A6. Retention Schedule

  • Technical logs: indefinite (shorter upon Controller’s request).
  • Meta tokens: 30‑day TTL (activated when the dataset‑quality API is enabled).
  • Raw events: not stored; transit only.

A7. Frequency of Transfer – Continuous, real‑time API calls.

A8. Competent Supervisory Authority – Austrian Data Protection Authority (or UK ICO for UK transfers).

ANNEX II – EU STANDARD CONTRACTUAL CLAUSES & UK IDTA

The parties shall complete, sign and append the latest EU SCC (2021/914, Module Two) and, where applicable, the UK International Data Transfer Addendum (version B1.0), including the Part 1 Tables.

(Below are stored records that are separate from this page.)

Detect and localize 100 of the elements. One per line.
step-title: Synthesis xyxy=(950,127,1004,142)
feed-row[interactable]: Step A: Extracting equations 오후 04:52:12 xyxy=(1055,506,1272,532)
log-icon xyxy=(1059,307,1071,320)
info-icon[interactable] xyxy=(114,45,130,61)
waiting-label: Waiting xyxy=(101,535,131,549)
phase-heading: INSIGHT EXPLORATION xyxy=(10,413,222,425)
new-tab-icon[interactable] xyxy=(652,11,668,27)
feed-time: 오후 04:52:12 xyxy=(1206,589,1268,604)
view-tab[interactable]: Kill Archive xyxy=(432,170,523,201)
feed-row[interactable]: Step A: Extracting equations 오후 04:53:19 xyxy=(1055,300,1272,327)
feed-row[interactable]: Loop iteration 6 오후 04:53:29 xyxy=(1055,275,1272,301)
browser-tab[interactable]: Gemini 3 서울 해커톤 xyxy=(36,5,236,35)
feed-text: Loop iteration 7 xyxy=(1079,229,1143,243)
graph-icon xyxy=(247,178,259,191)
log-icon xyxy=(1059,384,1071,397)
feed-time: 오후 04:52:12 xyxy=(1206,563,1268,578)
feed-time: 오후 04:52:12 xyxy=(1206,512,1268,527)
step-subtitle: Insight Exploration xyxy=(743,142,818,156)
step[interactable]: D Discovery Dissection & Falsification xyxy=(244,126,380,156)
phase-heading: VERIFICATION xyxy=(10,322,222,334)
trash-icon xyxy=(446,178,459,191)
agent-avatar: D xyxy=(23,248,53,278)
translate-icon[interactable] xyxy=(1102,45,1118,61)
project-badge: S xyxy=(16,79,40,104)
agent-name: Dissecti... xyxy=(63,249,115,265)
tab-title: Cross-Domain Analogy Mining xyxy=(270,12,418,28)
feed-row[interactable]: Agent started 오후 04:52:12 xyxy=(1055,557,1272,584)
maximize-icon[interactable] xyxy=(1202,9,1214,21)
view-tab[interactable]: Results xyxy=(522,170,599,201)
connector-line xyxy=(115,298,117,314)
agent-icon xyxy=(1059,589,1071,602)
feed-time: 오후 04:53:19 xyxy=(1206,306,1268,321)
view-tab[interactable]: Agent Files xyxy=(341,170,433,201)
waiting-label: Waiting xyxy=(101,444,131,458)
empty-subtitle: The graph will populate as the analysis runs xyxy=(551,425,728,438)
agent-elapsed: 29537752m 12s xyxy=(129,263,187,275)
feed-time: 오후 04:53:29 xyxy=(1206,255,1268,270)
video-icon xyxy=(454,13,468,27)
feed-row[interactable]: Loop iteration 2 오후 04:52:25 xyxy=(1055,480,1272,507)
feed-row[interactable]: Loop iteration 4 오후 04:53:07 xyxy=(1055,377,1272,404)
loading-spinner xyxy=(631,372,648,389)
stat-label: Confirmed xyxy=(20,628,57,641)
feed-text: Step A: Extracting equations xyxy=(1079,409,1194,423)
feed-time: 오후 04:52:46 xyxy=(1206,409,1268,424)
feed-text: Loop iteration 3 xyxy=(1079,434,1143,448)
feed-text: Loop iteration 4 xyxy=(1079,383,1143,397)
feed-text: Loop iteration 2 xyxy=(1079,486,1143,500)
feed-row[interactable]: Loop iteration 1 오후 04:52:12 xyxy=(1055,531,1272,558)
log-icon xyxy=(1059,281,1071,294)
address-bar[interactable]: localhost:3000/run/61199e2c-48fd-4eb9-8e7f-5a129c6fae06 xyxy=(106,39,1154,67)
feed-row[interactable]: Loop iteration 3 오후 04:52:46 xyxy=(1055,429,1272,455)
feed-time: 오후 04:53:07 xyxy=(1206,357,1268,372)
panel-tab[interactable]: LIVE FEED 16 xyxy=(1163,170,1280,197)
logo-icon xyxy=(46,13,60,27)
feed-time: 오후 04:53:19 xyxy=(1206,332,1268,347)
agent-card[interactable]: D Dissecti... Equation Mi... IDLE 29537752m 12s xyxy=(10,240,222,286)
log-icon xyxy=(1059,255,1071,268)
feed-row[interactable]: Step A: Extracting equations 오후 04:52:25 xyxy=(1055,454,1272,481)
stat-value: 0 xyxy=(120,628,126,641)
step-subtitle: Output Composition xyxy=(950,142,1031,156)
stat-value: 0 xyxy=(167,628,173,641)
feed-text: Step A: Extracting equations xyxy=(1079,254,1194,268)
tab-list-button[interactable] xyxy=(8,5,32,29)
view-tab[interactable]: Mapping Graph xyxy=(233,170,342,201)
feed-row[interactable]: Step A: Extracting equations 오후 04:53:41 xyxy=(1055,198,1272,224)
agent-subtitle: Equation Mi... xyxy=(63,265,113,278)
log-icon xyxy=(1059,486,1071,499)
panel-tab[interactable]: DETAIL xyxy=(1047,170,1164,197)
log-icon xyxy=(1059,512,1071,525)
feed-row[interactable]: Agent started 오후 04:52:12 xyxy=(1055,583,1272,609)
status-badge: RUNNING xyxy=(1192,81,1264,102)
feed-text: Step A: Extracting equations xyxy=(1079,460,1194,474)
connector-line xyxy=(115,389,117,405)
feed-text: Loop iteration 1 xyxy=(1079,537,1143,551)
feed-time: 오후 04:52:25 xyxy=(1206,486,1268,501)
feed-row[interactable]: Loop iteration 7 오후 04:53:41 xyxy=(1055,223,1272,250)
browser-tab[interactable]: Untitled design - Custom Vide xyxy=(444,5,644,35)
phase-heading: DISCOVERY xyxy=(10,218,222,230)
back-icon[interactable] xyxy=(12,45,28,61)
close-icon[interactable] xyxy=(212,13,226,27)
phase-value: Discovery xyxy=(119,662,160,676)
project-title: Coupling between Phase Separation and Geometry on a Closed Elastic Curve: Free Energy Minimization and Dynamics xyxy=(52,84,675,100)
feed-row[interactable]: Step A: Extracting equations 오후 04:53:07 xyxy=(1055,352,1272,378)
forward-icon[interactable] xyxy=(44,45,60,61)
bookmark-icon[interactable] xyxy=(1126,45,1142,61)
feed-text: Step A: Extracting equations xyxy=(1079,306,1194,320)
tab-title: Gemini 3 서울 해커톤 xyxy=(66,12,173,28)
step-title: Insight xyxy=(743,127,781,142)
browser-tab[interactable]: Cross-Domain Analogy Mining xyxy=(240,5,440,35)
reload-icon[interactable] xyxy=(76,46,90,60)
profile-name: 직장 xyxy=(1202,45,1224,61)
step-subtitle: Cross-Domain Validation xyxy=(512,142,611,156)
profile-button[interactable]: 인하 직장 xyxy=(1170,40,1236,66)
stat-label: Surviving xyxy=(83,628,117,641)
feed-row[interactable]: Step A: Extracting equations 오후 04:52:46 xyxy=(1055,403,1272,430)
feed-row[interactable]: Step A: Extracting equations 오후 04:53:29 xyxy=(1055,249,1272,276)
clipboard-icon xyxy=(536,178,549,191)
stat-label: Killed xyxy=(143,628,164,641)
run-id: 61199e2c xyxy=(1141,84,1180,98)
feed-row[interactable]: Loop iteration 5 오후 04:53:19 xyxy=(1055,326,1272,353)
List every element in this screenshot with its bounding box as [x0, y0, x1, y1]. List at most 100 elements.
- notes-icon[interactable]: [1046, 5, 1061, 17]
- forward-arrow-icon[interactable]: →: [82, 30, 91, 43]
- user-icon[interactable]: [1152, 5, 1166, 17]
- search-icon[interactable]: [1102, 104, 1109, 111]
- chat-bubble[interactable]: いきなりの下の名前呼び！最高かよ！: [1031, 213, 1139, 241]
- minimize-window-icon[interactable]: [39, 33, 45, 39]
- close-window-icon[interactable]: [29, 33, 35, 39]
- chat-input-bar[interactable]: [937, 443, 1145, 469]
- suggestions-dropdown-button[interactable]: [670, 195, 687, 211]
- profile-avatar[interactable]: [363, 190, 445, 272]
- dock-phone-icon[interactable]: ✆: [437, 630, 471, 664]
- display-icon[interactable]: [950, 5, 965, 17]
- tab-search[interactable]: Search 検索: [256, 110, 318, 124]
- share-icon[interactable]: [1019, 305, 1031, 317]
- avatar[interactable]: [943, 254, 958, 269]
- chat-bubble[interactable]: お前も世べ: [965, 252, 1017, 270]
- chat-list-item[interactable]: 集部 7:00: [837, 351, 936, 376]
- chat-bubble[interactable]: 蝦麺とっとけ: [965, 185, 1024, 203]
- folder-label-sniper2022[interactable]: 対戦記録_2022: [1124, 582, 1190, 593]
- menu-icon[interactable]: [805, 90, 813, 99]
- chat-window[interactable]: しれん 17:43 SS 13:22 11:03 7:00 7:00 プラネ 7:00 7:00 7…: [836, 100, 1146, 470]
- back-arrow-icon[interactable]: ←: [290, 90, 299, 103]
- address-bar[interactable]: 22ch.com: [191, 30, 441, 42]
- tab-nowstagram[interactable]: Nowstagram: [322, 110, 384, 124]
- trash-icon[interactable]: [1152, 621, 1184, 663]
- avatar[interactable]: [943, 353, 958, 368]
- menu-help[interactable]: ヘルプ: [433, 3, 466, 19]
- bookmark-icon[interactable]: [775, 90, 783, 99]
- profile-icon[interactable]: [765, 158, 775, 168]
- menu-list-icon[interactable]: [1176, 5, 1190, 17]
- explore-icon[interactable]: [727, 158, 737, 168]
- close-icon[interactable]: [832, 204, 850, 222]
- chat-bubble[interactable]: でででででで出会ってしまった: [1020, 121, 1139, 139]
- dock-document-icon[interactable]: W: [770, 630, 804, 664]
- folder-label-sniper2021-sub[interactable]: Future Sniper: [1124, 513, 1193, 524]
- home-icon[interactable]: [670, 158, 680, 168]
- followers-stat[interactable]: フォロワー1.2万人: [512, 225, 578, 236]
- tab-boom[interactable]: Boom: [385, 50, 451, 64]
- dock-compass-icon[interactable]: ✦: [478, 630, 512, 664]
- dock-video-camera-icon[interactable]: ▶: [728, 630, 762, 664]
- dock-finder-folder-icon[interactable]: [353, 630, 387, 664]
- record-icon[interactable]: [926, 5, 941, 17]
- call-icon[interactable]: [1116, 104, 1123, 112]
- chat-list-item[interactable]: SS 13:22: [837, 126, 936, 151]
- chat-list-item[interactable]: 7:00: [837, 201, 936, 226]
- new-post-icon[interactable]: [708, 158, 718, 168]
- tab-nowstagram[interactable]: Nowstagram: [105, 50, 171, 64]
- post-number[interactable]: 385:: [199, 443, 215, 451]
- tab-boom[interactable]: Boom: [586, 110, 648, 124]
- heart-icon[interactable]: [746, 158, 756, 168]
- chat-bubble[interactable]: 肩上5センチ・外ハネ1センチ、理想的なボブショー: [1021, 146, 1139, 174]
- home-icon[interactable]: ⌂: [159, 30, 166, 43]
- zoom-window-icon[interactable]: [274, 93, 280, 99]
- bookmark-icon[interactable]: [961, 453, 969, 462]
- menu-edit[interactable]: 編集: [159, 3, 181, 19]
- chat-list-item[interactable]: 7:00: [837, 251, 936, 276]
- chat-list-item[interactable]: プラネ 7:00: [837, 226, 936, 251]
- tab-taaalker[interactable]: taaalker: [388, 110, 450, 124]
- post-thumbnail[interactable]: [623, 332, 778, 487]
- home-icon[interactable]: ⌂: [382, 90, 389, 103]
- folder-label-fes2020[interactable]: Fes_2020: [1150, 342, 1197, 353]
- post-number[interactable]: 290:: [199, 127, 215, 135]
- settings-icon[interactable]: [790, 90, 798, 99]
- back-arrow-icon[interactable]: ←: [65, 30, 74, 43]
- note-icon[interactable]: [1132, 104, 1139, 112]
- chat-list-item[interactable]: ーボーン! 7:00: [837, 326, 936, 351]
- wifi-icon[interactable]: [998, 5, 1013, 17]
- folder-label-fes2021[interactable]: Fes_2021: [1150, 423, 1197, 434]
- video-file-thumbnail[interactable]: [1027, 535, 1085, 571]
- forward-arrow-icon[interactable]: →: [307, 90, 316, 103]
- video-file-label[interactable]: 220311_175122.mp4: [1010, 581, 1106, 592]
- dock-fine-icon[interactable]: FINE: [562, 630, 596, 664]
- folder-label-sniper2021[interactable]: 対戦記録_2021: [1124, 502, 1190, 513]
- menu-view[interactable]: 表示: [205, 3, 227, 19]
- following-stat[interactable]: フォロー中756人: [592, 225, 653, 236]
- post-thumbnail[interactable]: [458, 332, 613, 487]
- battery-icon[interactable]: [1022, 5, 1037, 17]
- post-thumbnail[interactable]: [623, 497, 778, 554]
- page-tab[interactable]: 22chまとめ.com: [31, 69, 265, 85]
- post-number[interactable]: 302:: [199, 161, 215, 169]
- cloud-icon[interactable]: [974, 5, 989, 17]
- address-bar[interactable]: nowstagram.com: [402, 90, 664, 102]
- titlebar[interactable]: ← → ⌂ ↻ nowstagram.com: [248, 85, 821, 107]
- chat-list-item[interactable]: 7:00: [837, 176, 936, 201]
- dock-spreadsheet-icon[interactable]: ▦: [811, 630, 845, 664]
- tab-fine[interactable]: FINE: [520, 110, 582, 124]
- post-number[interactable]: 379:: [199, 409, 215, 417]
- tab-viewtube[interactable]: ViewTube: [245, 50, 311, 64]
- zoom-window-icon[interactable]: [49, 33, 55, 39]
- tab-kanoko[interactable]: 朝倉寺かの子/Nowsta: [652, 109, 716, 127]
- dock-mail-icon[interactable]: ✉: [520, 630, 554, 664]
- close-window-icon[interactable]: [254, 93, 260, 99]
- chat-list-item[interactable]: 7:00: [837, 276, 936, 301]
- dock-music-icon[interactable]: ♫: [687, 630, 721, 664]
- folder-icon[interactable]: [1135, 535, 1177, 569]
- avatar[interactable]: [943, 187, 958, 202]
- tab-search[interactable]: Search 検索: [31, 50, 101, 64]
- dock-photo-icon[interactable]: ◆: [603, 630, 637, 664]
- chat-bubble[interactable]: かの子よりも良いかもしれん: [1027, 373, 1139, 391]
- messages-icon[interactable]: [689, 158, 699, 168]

ANNEX III – APPROVED SUB‑PROCESSORS

Name Processing Activity Location Safeguard
Google Cloud Platform Infrastructure hosting, storage, backups EU C2P SCC + ISO 27001
Gmail SMTP (Google Workspace) Transactional e‑mail delivery EU / EEA C2P SCC
Stripe Payments Europe Ltd Automated billing (future) EU & USA C2P SCC + UK Addendum

ANNEX IV – TECHNICAL & ORGANISATIONAL MEASURES

  1. Encryption – TLS 1.3 for data in transit; AES‑256 at rest; hashing of identifiers via SHA‑256.
  2. Access Control – Role‑based IAM, MFA, least‑privilege, quarterly access reviews.
  3. Asset & Patch Management – Automated CVE scanning, 30‑day patch SLA for high‑severity issues.
  4. Monitoring & Logging – Centralised SIEM with real‑time alerts; logs retained 12 months, immutable storage.
  5. Incident Response – 24/7 on‑call team; triage within 15 minutes; documented playbooks; post‑mortems.
  6. Business Continuity – Multi‑zone replication; daily encrypted backups; RPO ≤ 4 hours, RTO ≤ 2 hours.
  7. Employee Security – Background checks, NDA, annual GDPR & security training.
  8. Vendor Management – Risk‑based due‑diligence, SCC/IDTA execution, annual reassessment.
  9. Pen-Testing & Audits – Annual external penetration tests, SOC 2 Type II and ISO/IEC 27001 certification.